Alumnus John Freyer ’95 , who decided to free himself from possessions and sell everything he owned on the Internet in a project called “All My Life for Sale,” will lecture at Hamilton on Monday, Sept. 24, at 7 p.m., in the Chapel.
The project evolved into a book by the same name that is part autobiography and part travel narrative of his visits to those who purchased his belongings. The book and his project drew national media attention.
Freyer’s talk is in conjunction with Hamilton’s common reading theme this year, “Know Thy Stuff: The Meaning of Objects in Our Lives.” The Class of 2016 read Evocative Objects: Things We Think With, edited by Sherry Turkle.

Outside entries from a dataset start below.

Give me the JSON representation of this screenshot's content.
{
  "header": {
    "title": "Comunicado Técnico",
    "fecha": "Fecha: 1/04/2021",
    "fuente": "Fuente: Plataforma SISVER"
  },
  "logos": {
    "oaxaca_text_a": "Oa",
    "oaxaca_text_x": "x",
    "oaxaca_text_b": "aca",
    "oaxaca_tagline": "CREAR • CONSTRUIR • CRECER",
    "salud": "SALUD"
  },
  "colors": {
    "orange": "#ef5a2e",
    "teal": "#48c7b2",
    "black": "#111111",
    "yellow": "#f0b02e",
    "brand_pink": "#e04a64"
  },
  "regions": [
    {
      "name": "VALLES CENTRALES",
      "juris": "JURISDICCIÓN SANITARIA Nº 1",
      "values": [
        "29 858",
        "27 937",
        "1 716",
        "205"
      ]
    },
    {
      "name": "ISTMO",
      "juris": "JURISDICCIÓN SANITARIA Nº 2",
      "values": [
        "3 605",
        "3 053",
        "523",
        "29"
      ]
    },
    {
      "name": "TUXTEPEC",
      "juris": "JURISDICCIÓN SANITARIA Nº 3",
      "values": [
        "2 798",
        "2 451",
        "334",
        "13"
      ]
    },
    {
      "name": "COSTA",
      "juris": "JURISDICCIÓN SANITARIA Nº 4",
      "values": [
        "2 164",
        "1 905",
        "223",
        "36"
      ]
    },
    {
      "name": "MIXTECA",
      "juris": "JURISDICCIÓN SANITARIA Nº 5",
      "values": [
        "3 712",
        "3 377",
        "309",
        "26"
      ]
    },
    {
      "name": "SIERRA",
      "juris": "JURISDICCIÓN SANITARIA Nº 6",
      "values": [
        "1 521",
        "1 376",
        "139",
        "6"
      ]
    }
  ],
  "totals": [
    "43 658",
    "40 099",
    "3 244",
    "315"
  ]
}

Freyer began the All My Life for Sale project in the fall of 2001. The project chronicled the evolution of this online project from initially a way to downsize one’s life, to an exploration of our relationship with the objects around us.
Fed up with his inability to quell the constant flow of objects into his apartment and determined to be able to fit his life into the trunk of his car, one day Freyer decided to sell everything he owned on the Internet. He invited his friends over to tag his possessions and systematically put them up for sale on eBay. Soon his belongings were sold all over the world, with a bag of PorkyÕs BBQ Pork Skins making its way to Japan, and a chair ending up in the Museum of Modern Art. With almost all the objects in his life now gone, he started the second phase of his journey: to visit his onetime possessions in their new homes.
Freyer is an interdisciplinary artist whose other projects include his national PBS pilot Second Hand Stories and his readymade projects Walm-Art.com and Big Boy. His work has been reviewed in The New Yorker, The Sunday London Times, Art Forum, Print Magazine and NBC's The Today Show. He is currently completing a companion book for Second Hand Stories. Freyer is an assistant professor of studio art in the School for Art and Art History at the University of Iowa where he teaches advanced photography and digital imaging classes.
The lecture is free and open to the public.